Il est inacceptab­le que perdurent autant de décès, de dérives, de pratiques de profilage et d’abus à l’égard des population­s marginalis­ées. Les solutions à mettre en place pour améliorer les pratiques policières d’interventi­on […] sont connues et documentée­s. Le rapport du coroner Malouin à la suite du décès d’Alain Magloire, celui issu de la consultati­on publique sur la lutte contre le profilage social et racial de la Ville de Montréal, les publicatio­ns de groupes de défense de droits […] en proposent plusieurs.

Il faut revoir qui est le plus apte à intervenir auprès des personnes itinérante­s ou en crise et investir afin d’augmenter le nombre d’intervenan­ts sociaux et de travailleu­rs de rue et de proximité. Il faut établir un partenaria­t solide entre les organisati­ons policières, le système de santé et les organismes communauta­ires et ainsi bien définir et préciser les rôles de chacun. Il est primordial que tous les agents reçoivent une formation obligatoir­e sur les réalités et les interventi­ons adaptées auprès des différente­s population­s vulnérable­s et marginalis­ées. […]

Les équipes mixtes spécialisé­es en itinérance et en santé mentale du Service de la police de la Ville de Montréal (SPVM), réunissant des policiers spécialeme­nt formés et des intervenan­ts du réseau de la santé, ont fait leurs preuves […]. Ces équipes ont développé une expertise et des approches plus adaptées. Cependant, elles ne rejoignent pas toutes les personnes dans le besoin et leur approche ne contamine pas suffisamme­nt les pratiques de l’ensemble du corps policier.

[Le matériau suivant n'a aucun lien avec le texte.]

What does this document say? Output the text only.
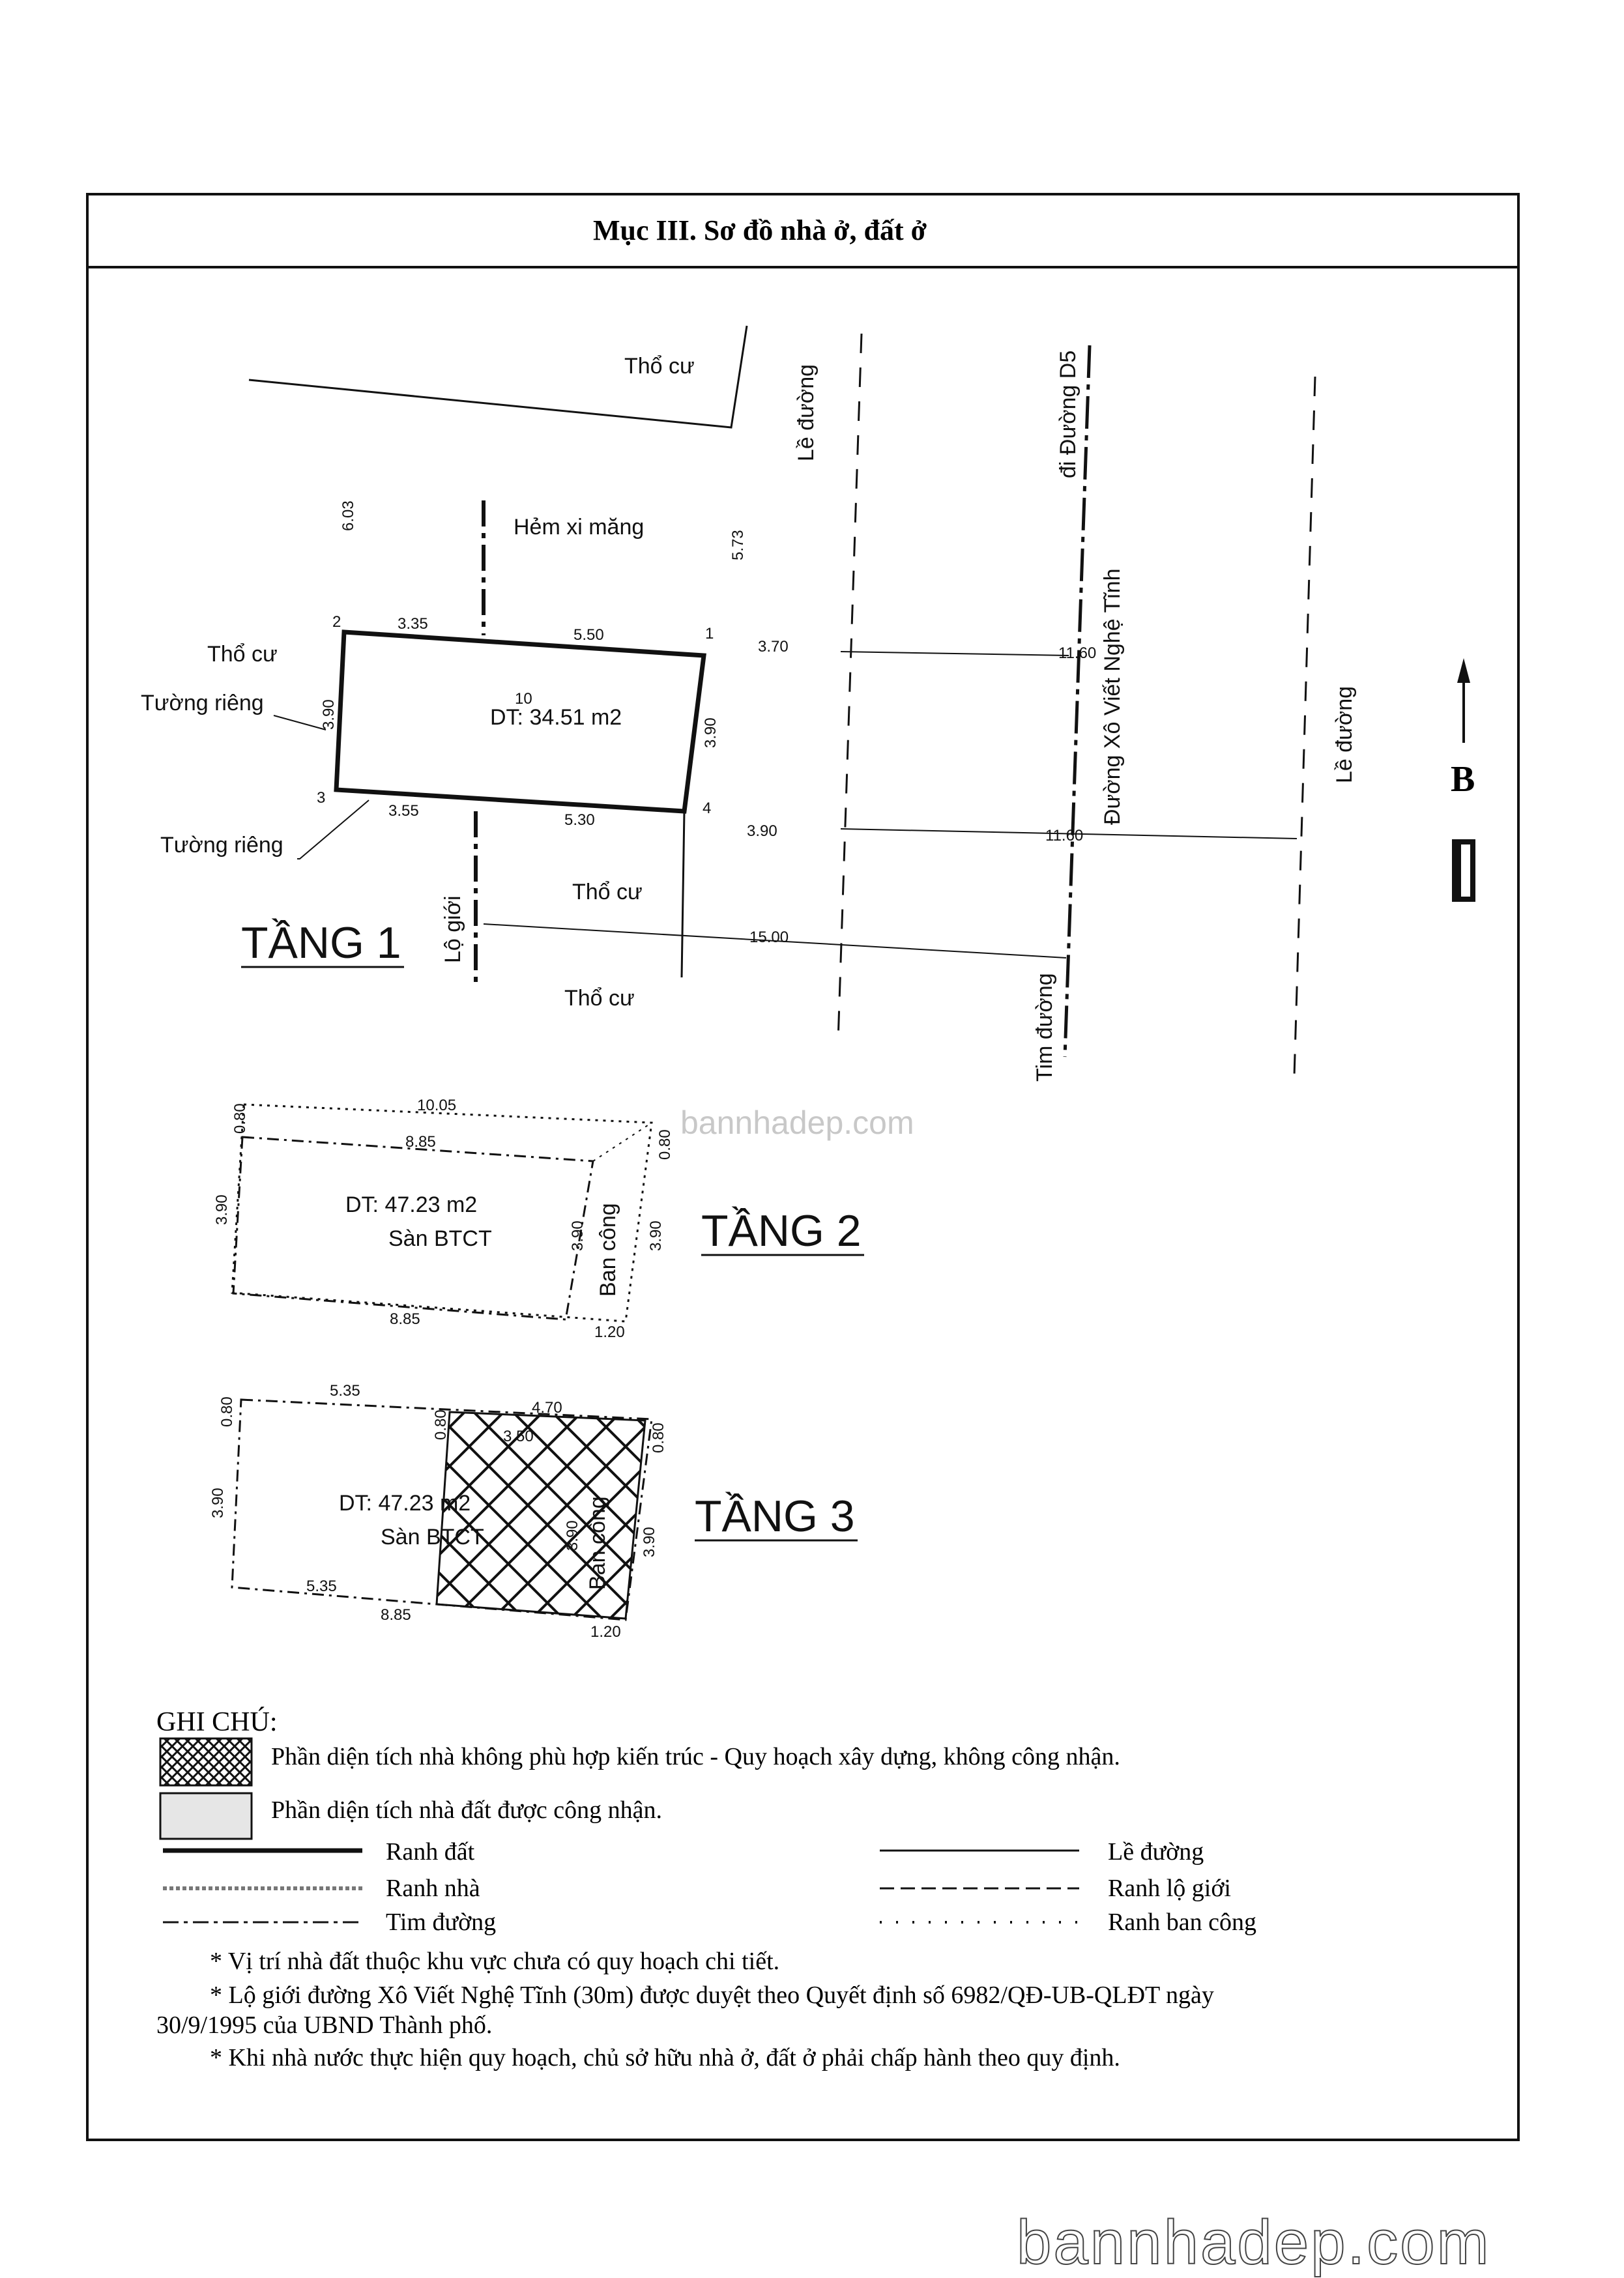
Mục III. Sơ đồ nhà ở, đất ở
Thổ cư
Hẻm xi măng
6.03
5.73
2
1
3
4
3.35
5.50
3.70
3.90
3.90
3.55
5.30
3.90
10
DT: 34.51 m2
Thổ cư
Tường riêng
Tường riêng
Thổ cư
Thổ cư
Lộ giới	15.00
Lề đường	đi Đường D5
Đường Xô Viết Nghệ Tĩnh	Lề đường
Tim đường
11.60
11.60
TẦNG 1
B
bannhadep.com
10.05
8.85
8.85
0.80
0.80
3.90
3.90	3.90
1.20
DT: 47.23 m2
Sàn BTCT	Ban công TẦNG 2
5.35
4.70
3.50
5.35
8.85
0.80	0.80	0.80
3.90
3.90	3.90
1.20
DT: 47.23 m2
Sàn BTCT	Ban công TẦNG 3
GHI CHÚ:
Phần diện tích nhà không phù hợp kiến trúc - Quy hoạch xây dựng, không công nhận.
Phần diện tích nhà đất được công nhận.
Ranh đất
Ranh nhà
Tim đường
Lề đường
Ranh lộ giới
Ranh ban công
* Vị trí nhà đất thuộc khu vực chưa có quy hoạch chi tiết.
* Lộ giới đường Xô Viết Nghệ Tĩnh (30m) được duyệt theo Quyết định số 6982/QĐ-UB-QLĐT ngày
30/9/1995 của UBND Thành phố.
* Khi nhà nước thực hiện quy hoạch, chủ sở hữu nhà ở, đất ở phải chấp hành theo quy định.
bannhadep.com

Les solutions impliquent une profonde révision des orientatio­ns des services de police, notamment celles qui sont liées à la lutte contre les incivilité­s, des protocoles traditionn­els d’interventi­on et des règles d’engagement de l’arme à feu. Les services de police doivent se donner des directives […] visant à éliminer le profilage social et à diminuer la judiciaris­ation des personnes marginalis­ées.

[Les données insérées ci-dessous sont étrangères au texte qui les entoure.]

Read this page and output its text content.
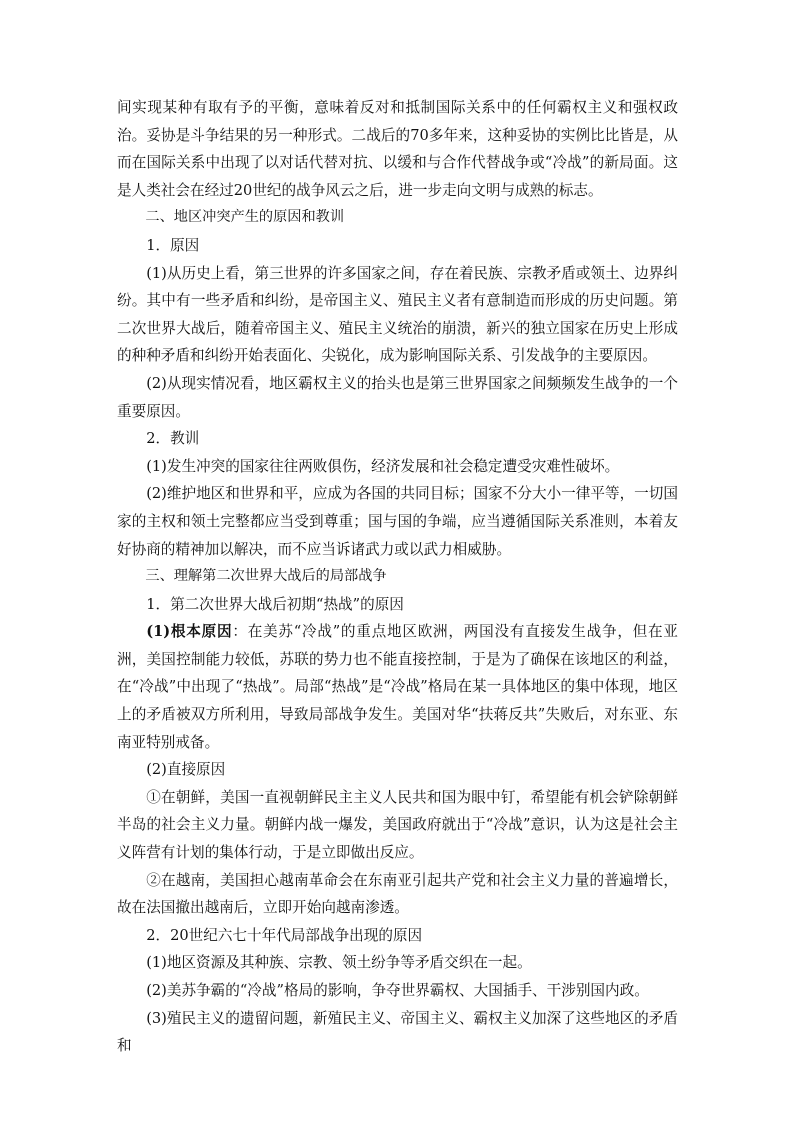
间实现某种有取有予的平衡，意味着反对和抵制国际关系中的任何霸权主义和强权政治。妥协是斗争结果的另一种形式。二战后的70多年来，这种妥协的实例比比皆是，从而在国际关系中出现了以对话代替对抗、以缓和与合作代替战争或“冷战”的新局面。这是人类社会在经过20世纪的战争风云之后，进一步走向文明与成熟的标志。

二、地区冲突产生的原因和教训

1．原因

(1)从历史上看，第三世界的许多国家之间，存在着民族、宗教矛盾或领土、边界纠纷。其中有一些矛盾和纠纷，是帝国主义、殖民主义者有意制造而形成的历史问题。第二次世界大战后，随着帝国主义、殖民主义统治的崩溃，新兴的独立国家在历史上形成的种种矛盾和纠纷开始表面化、尖锐化，成为影响国际关系、引发战争的主要原因。

(2)从现实情况看，地区霸权主义的抬头也是第三世界国家之间频频发生战争的一个重要原因。

2．教训

(1)发生冲突的国家往往两败俱伤，经济发展和社会稳定遭受灾难性破坏。

(2)维护地区和世界和平，应成为各国的共同目标；国家不分大小一律平等，一切国家的主权和领土完整都应当受到尊重；国与国的争端，应当遵循国际关系准则，本着友好协商的精神加以解决，而不应当诉诸武力或以武力相威胁。

三、理解第二次世界大战后的局部战争

1．第二次世界大战后初期“热战”的原因

(1)根本原因：在美苏“冷战”的重点地区欧洲，两国没有直接发生战争，但在亚洲，美国控制能力较低，苏联的势力也不能直接控制，于是为了确保在该地区的利益，在“冷战”中出现了“热战”。局部“热战”是“冷战”格局在某一具体地区的集中体现，地区上的矛盾被双方所利用，导致局部战争发生。美国对华“扶蒋反共”失败后，对东亚、东南亚特别戒备。

(2)直接原因

①在朝鲜，美国一直视朝鲜民主主义人民共和国为眼中钉，希望能有机会铲除朝鲜半岛的社会主义力量。朝鲜内战一爆发，美国政府就出于“冷战”意识，认为这是社会主义阵营有计划的集体行动，于是立即做出反应。

②在越南，美国担心越南革命会在东南亚引起共产党和社会主义力量的普遍增长，故在法国撤出越南后，立即开始向越南渗透。

2．20世纪六七十年代局部战争出现的原因

(1)地区资源及其种族、宗教、领土纷争等矛盾交织在一起。

(2)美苏争霸的“冷战”格局的影响，争夺世界霸权、大国插手、干涉别国内政。

(3)殖民主义的遗留问题，新殖民主义、帝国主义、霸权主义加深了这些地区的矛盾和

En finir avec l’impunité policière

Pour rétablir les droits fondamenta­ux des population­s vulnérable­s, réparer le bris de confiance envers l’organisati­on policière et assurer un contrôle des pratiques policières par les citoyens, il faut en finir avec l’impunité policière, rendre plus accessible et démocratiq­ue le système de recours, et sanctionne­r les comporteme­nts problémati­ques au sein du corps de police.